Welcome Back to the Pack!

Dr. Justin Baker recently joined the faculty at NC State as an Associate Professor of Forest Resource Economics in the Department of Forestry and Environmental Resources at NC State and the Director of Southern Forest Resource Assessment Consortium (SOFAC). He has been in the Triangle for several years and has built a strong network of collaborators within several organizations, making his research well-known in both the local and larger natural resource economics communities of .

Prior to his current positions, Justin held an adjunct appointment at NC State and worked with the Center for Environmental and Resource Economic Policy (CEnREP) where he shared research and collaborated with other CENrEP affiliates while maintaining a primary appointment at RTI International in the Research Triangle Park in N.C.

RTI International is a non-profit research institution where Justin leads a program in natural resource and environmental economics. While working at RTI, he also taught in the NC State Graduate Economics Program (ECG 515) and worked with graduate students who were interns in his program. Justin has been associated with the Triangle’s resource and environmental economics community for more than 10 years. His contributions have led to recognized research and progress on environmental policy dialog.

While earning his PhD in agricultural economics at Texas A&M University, Justin was offered a research opportunity at Duke University’s Nicholas Institute for Environmental Policy Solutions. He worked on climate and energy policy and water resource management topics. During his time at Duke he was also completing his dissertation work in absentia. This research opened doors and allowed him to be further involved in federal policy dialog. , which was a unique early-career opportunity. This experience bolstered his commitment to provide policy-makers and practitioners with the research they need to make informed decisions regarding resource management and policy design.

After finishing his PhD program, Justin spent nine years at RTI where he worked on research and projects supported by the federal government, development banks, foundations, and other NGOs. This work included renewable energy policy analysis, forestry and agricultural sector modeling, empirical assessments of resource management change, and hydro-economic modeling for food-energy-water nexus applications.

Justin’s work primarily focused on climate topics, including development of forest carbon projections at different spatial and temporal scales and estimating the economic costs of forest-based climate mitigation strategies. He states: “The economic modeling work I have been involved in recognizes spatial connections and temporal dependencies between economic and resource systems, and these frameworks are often used by policy-makers to ask “what if” questions that require forward looking simulations of socioeconomic, environmental, and policy change.”

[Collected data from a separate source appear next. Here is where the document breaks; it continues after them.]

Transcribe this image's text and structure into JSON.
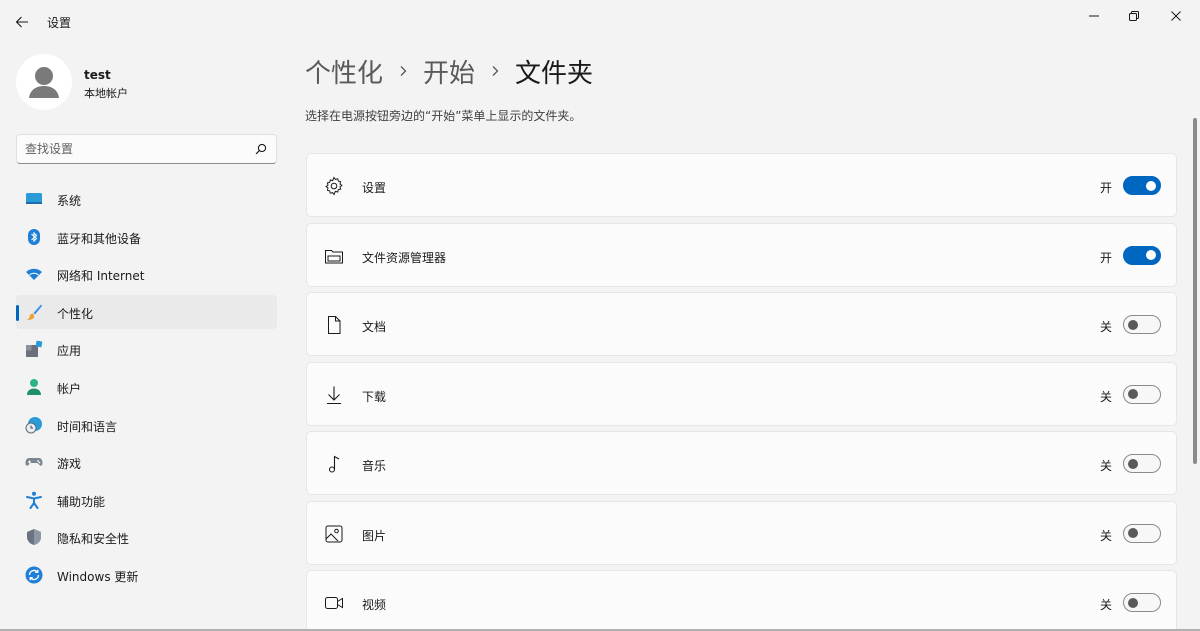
{
  "window": {
    "title": "设置"
  },
  "profile": {
    "name": "test",
    "account_type": "本地帐户"
  },
  "search": {
    "placeholder": "查找设置"
  },
  "sidebar": {
    "items": [
      {
        "label": "系统",
        "icon": "system-display-icon",
        "active": false
      },
      {
        "label": "蓝牙和其他设备",
        "icon": "bluetooth-icon",
        "active": false
      },
      {
        "label": "网络和 Internet",
        "icon": "wifi-icon",
        "active": false
      },
      {
        "label": "个性化",
        "icon": "paintbrush-icon",
        "active": true
      },
      {
        "label": "应用",
        "icon": "apps-icon",
        "active": false
      },
      {
        "label": "帐户",
        "icon": "account-icon",
        "active": false
      },
      {
        "label": "时间和语言",
        "icon": "globe-clock-icon",
        "active": false
      },
      {
        "label": "游戏",
        "icon": "gamepad-icon",
        "active": false
      },
      {
        "label": "辅助功能",
        "icon": "accessibility-icon",
        "active": false
      },
      {
        "label": "隐私和安全性",
        "icon": "shield-icon",
        "active": false
      },
      {
        "label": "Windows 更新",
        "icon": "update-icon",
        "active": false
      }
    ]
  },
  "breadcrumb": {
    "items": [
      "个性化",
      "开始",
      "文件夹"
    ]
  },
  "description": "选择在电源按钮旁边的“开始”菜单上显示的文件夹。",
  "folders": [
    {
      "label": "设置",
      "icon": "gear-icon",
      "state": "开",
      "on": true
    },
    {
      "label": "文件资源管理器",
      "icon": "file-explorer-icon",
      "state": "开",
      "on": true
    },
    {
      "label": "文档",
      "icon": "document-icon",
      "state": "关",
      "on": false
    },
    {
      "label": "下载",
      "icon": "download-icon",
      "state": "关",
      "on": false
    },
    {
      "label": "音乐",
      "icon": "music-note-icon",
      "state": "关",
      "on": false
    },
    {
      "label": "图片",
      "icon": "picture-icon",
      "state": "关",
      "on": false
    },
    {
      "label": "视频",
      "icon": "video-icon",
      "state": "关",
      "on": false
    }
  ],
  "colors": {
    "accent": "#0067c0",
    "background": "#f3f3f3",
    "card": "#fbfbfb"
  }
}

Justin has also worked with policy makers on a global level. His recent contribution has been reporting on climate change impacts, analysis of de-carbonization pathways in the U.S., and a recent special issue on projecting forest carbon stocks.

His modeling and climate policy research often collaborates with other researchers from an extensive list of academic and research institutions. Recently, he worked with the U.S. government and researchers through the International Institute for Applied Systems Analysis (IIASA.) By working with other researchers, Justin has made progress on analysis of climate change, international trade policy, and global hunger, resulting in a recent publication in Nature Climate Change. This publication evaluated how trade could serve as an adaptation mechanism to future climate change.

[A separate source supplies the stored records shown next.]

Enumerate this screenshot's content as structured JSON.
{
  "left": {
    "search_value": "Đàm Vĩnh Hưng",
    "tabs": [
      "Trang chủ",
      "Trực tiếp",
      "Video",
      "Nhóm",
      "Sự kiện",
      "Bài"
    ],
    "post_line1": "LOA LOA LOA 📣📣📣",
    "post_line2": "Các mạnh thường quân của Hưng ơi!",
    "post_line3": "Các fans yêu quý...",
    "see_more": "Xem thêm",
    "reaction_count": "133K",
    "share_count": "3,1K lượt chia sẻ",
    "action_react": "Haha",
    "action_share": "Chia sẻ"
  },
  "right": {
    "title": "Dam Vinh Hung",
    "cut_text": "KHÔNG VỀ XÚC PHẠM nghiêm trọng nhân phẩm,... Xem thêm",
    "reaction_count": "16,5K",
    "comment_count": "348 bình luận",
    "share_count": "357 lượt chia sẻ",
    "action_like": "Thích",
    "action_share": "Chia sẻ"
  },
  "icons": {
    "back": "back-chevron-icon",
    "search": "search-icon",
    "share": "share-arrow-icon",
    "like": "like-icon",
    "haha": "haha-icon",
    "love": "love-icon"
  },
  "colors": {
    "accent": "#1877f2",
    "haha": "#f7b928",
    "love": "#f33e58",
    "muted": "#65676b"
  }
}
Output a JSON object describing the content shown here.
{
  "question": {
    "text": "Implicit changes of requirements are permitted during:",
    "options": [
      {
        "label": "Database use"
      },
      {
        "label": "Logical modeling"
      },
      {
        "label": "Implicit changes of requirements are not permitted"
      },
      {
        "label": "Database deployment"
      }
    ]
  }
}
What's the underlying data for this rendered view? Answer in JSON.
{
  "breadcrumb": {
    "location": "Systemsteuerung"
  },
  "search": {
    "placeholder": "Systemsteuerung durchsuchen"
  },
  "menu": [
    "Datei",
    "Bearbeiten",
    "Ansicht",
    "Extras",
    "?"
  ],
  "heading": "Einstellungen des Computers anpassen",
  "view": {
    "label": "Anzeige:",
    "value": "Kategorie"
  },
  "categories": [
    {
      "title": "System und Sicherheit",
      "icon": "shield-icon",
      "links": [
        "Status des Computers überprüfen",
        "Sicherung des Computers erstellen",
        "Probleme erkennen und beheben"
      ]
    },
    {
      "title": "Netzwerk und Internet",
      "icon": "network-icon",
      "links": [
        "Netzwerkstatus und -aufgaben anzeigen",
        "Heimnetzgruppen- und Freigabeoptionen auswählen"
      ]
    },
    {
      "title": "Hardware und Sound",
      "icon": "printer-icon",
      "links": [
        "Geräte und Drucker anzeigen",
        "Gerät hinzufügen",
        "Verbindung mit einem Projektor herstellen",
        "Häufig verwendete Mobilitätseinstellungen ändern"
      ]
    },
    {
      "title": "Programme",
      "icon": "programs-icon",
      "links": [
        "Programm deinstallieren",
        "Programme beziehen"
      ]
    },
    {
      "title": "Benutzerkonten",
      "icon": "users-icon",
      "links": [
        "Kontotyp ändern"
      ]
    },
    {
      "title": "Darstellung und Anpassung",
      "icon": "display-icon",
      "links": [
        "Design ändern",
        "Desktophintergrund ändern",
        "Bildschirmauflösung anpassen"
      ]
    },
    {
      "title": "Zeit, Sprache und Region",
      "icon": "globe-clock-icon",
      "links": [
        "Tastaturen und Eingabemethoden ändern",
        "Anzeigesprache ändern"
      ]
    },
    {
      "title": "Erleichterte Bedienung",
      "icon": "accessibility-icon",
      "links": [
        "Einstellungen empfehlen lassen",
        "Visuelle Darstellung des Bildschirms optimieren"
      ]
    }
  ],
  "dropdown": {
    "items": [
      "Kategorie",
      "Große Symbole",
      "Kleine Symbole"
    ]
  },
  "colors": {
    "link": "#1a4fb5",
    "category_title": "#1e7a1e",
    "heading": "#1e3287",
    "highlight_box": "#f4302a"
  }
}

“We used a widely published model of global agriculture and land use to simulate different climate and trade policy futures to explore changes in markets, production patterns, and regional populations at risk of hunger. We found that reducing trade barriers could alleviate global hunger impacts of climate change by up to 60% under high-impact scenarios, though this would require policy coordination and investment in new infrastructure.”

Justin says that he looks forward to continuing to work with public and private sector stakeholders in his new role at NC State. His long-standing experience and credible work has allowed him to make a difference in today’s society. He adds, “I am excited to bring new perspectives to the classroom and complementary research expertise in forestry and land use modeling to FER and CEnREP.” His experience in the field and work with global systems modelers will allow him to bring a different approach and point of view when teaching in the classroom. He strongly believes innovation, effective policy design, and market incentives can help overcome challenges in the environment and resource management.

Justin’s work assists our society to take much-needed steps towards a more efficient resource management policy. His perspective and skills will help lead the next generation into a flourishing job market where they make an impactful difference in the policy domain. Justin explains that although every new step may create a challenge, he is ready to contribute to the academic community at NC State and make connections between the College of Natural Resources and the College of Agriculture and Life Sciences through CEnREP.

“I am most excited about the opportunity to engage with students and ask new research questions that are relevant to stakeholders in North Carolina and the Southeast region and to transfer knowledge to new generations of scientists and practitioners” Justin explained.

The faculty affiliates of CENREP are excited to welcome Dr. Justin Baker to NC State and to witness the impact he will have on the program and its students.